Phantom Brave: Nippon Ichi Goes Another Round
After the success of Disgaea and La Pucelle: Tactics, Nippon Ichi have released yet another tactics-based SRPG into the market, and it might make you wonder if they're in danger of flooding their own niche. Except Phantom Brave might be their best and most sophisticated game yet.
We'll start with the things that haven't changed. The graphics are still crap. In a way, the excellent 2-D art the game uses just shows up how poor the graphics in the actual game-play are. There are plenty of games in the same cutesy anime style that do better than this. Obviously graphics aren't as important as gameplay, but there are times, like when you're tossing corpses and trees around, that the blobby visuals really let the gameplay down. But it's a Nippon Ichi game, and if you've played either of its predecessors, you know what you're getting visually: more of exactly the same. The music is nice, rather mournful if a bit repetitive. Voice acting is good enough that really only purists will feel compelled to switch to the original Japanese. Again, plot is not a top priority.

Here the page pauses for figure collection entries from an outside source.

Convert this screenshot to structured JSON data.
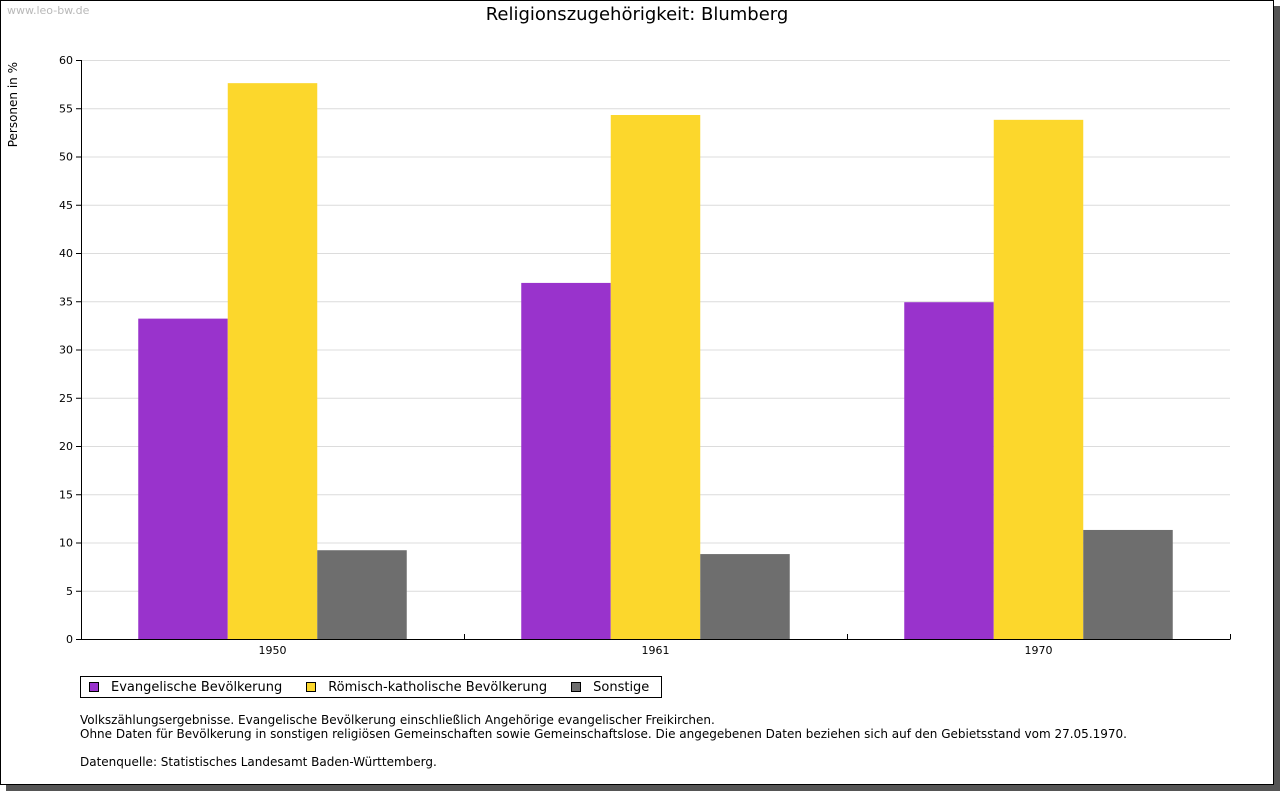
{
  "site": "www.leo-bw.de",
  "title": "Religionszugehörigkeit: Blumberg",
  "chart_data": {
    "type": "bar",
    "title": "Religionszugehörigkeit: Blumberg",
    "xlabel": "",
    "ylabel": "Personen in %",
    "ylim": [
      0,
      60
    ],
    "yticks": [
      0,
      5,
      10,
      15,
      20,
      25,
      30,
      35,
      40,
      45,
      50,
      55,
      60
    ],
    "grid": true,
    "categories": [
      "1950",
      "1961",
      "1970"
    ],
    "series": [
      {
        "name": "Evangelische Bevölkerung",
        "color": "#9933cc",
        "values": [
          33.2,
          36.9,
          34.9
        ]
      },
      {
        "name": "Römisch-katholische Bevölkerung",
        "color": "#fcd72c",
        "values": [
          57.6,
          54.3,
          53.8
        ]
      },
      {
        "name": "Sonstige",
        "color": "#6e6e6e",
        "values": [
          9.2,
          8.8,
          11.3
        ]
      }
    ],
    "legend_position": "bottom-left"
  },
  "notes": {
    "line1": "Volkszählungsergebnisse. Evangelische Bevölkerung einschließlich Angehörige evangelischer Freikirchen.",
    "line2": "Ohne Daten für Bevölkerung in sonstigen religiösen Gemeinschaften sowie Gemeinschaftslose. Die angegebenen Daten beziehen sich auf den Gebietsstand vom 27.05.1970.",
    "source": "Datenquelle: Statistisches Landesamt Baden-Württemberg."
  }
}
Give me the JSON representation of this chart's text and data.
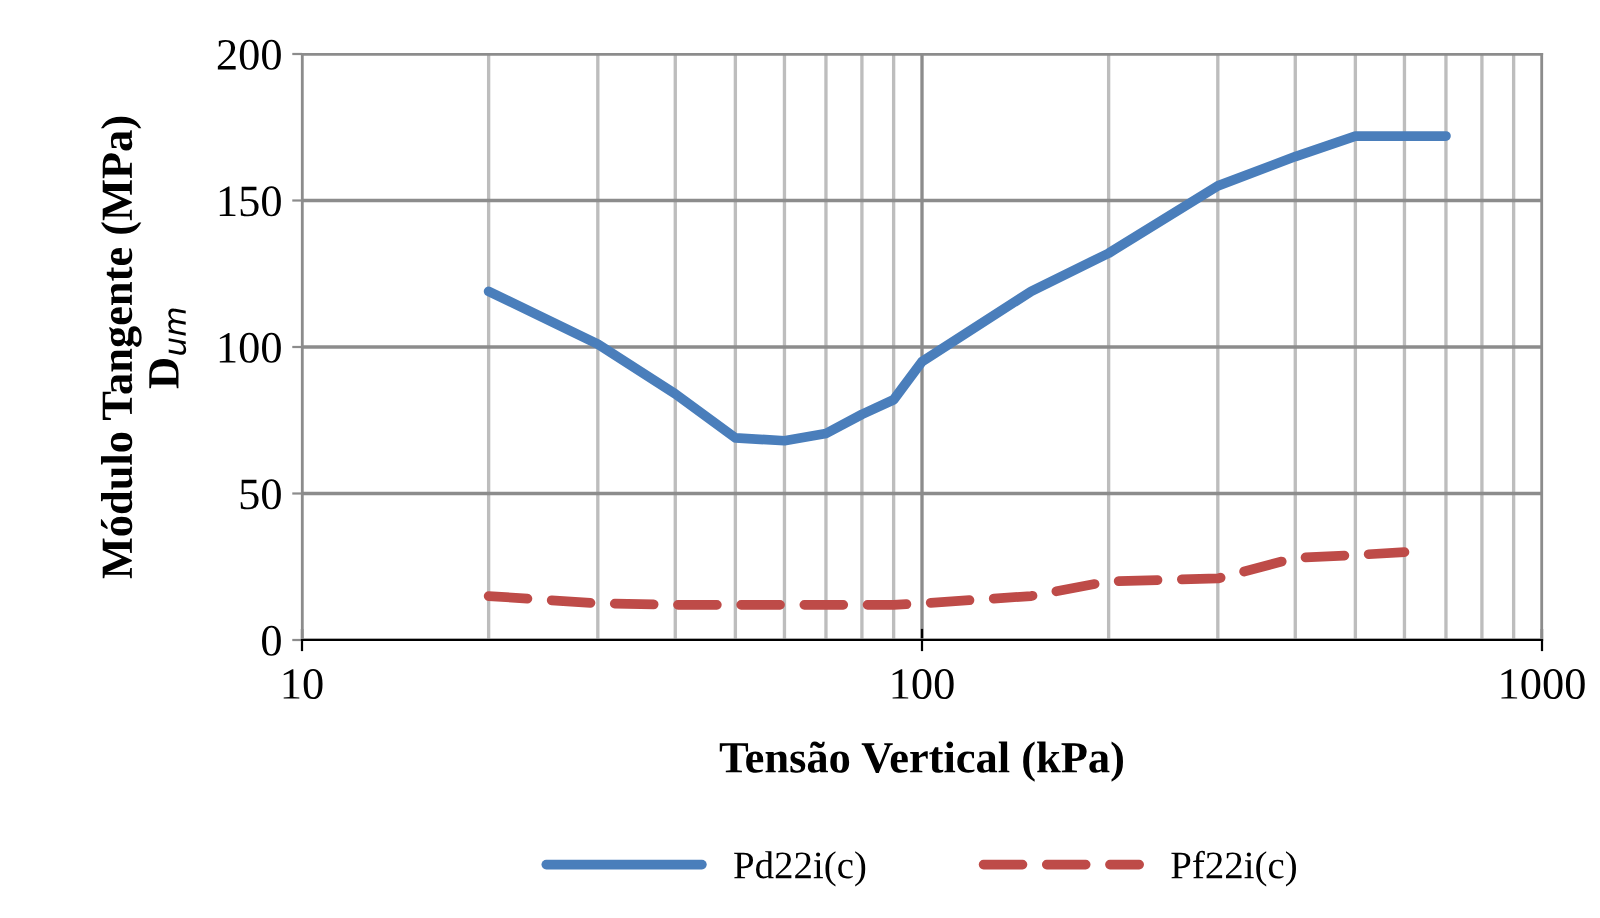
{
  "chart_data": {
    "type": "line",
    "xlabel": "Tensão Vertical (kPa)",
    "ylabel": "Módulo Tangente (MPa)\nD$_{um}$",
    "log": "x",
    "xlim": [
      10,
      1000
    ],
    "xticks": [
      10,
      100,
      1000
    ],
    "ylim": [
      0,
      200
    ],
    "yticks": [
      0,
      50,
      100,
      150,
      200
    ],
    "grid": true,
    "legend": "bottom",
    "series": [
      {
        "name": "Pd22i(c)",
        "color": "#4a7ebb",
        "line_style": "solid",
        "x": [
          20,
          30,
          40,
          50,
          60,
          70,
          80,
          90,
          100,
          150,
          200,
          300,
          400,
          500,
          600,
          700
        ],
        "values": [
          119,
          101,
          84,
          69,
          68,
          70.5,
          77,
          82,
          95,
          119,
          132,
          155,
          165,
          172,
          172,
          172
        ]
      },
      {
        "name": "Pf22i(c)",
        "color": "#be4b48",
        "line_style": "dashed",
        "x": [
          20,
          30,
          40,
          50,
          60,
          70,
          80,
          90,
          100,
          150,
          200,
          300,
          400,
          500,
          600
        ],
        "values": [
          15,
          12.5,
          12,
          12,
          12,
          12,
          12,
          12,
          12.5,
          15,
          20,
          21,
          28,
          29,
          30
        ]
      }
    ]
  }
}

What has changed is aspects of the gameplay. The heroine of this game is a young girl called Marona, orphaned and spurned by society because of her ability to summon phantoms. It is this ability that shapes the gameplay of Phantom Brave: Marona summons phantoms to inhabit objects and fight for her. It's a lot more complicated than it sounds at first. There are many different types of phantoms, and different objects give different stat bonuses. So you want to summon a warrior into something like a bone or a rock that gives bonuses to HP and ATK, whereas a magic user needs INT and RES. Anything you can see on a battlefield can be used to house a phantom, so it's a matter of choosing intelligently.
But it's more complicated than that, too, because each phantom can only stay on the field for a set number of turns. Those you start a battle with may well not be there by the time you get to the end. So you need to ration your phantoms intelligently as well.
Like the previous games, your characters' stats are also largely determined by what weapons they're holding. While anything on the field, including the bodies of the fallen, can be used as a weapon, the weapons you buy and upgrade give bonuses that can turn anyone, even Marona, into a fighter.
This time round, though, there's an added dimension: titles. Just like weapons and abilities, titles have levels, can be upgraded, and stronger titles confer greater benefits. Then you add in the fusionist phantom. The fusionist can meld two things together to give you something pretty mighty. They can fuse items, titles, and characters in any combinations you can come up with. Because each phantom has a limited time on the field, concentrating all your best stuff on one incredibly strong character suddenly isn't such a hot idea. Titles also affect what color your weapon is, oddly.
Combat is still turn-based, but this time based on initiative. Faster characters go first. Sometimes this is going to mean one side has five or six turns in a row before the other gets to do anything. Slower characters may be dead before they get their turns. So it really is worth speeding that mage up. However, it's also going to be worth buffing him up a bit too, because this time enemies can jump, so you can't just stick your weaker characters at the back.
The grid is missing from previous games, which certainly makes the field look better, and movement and attacks are, theoretically, less constrained. Only, without the grid, it's sometimes hard to tell how far you can move or who's in range of an attack, and with characters often congregating together, accidental 'friendly fire' isn't uncommon.
With all these additions, Phantom Brave is certainly tactical. You'll still spend most of your time running through random dungeons power-levelling, though, or you'll get toasted in the main storyline. The game-play changes are interesting and make the game more challenging, and certainly no-one is going to be complaining that it's too easy. Nippon Ichi certainly knows how to design good game-play. It's just disappointing that they've decided to stick with their "retro" look and not clean up the graphics a little to improve the experience.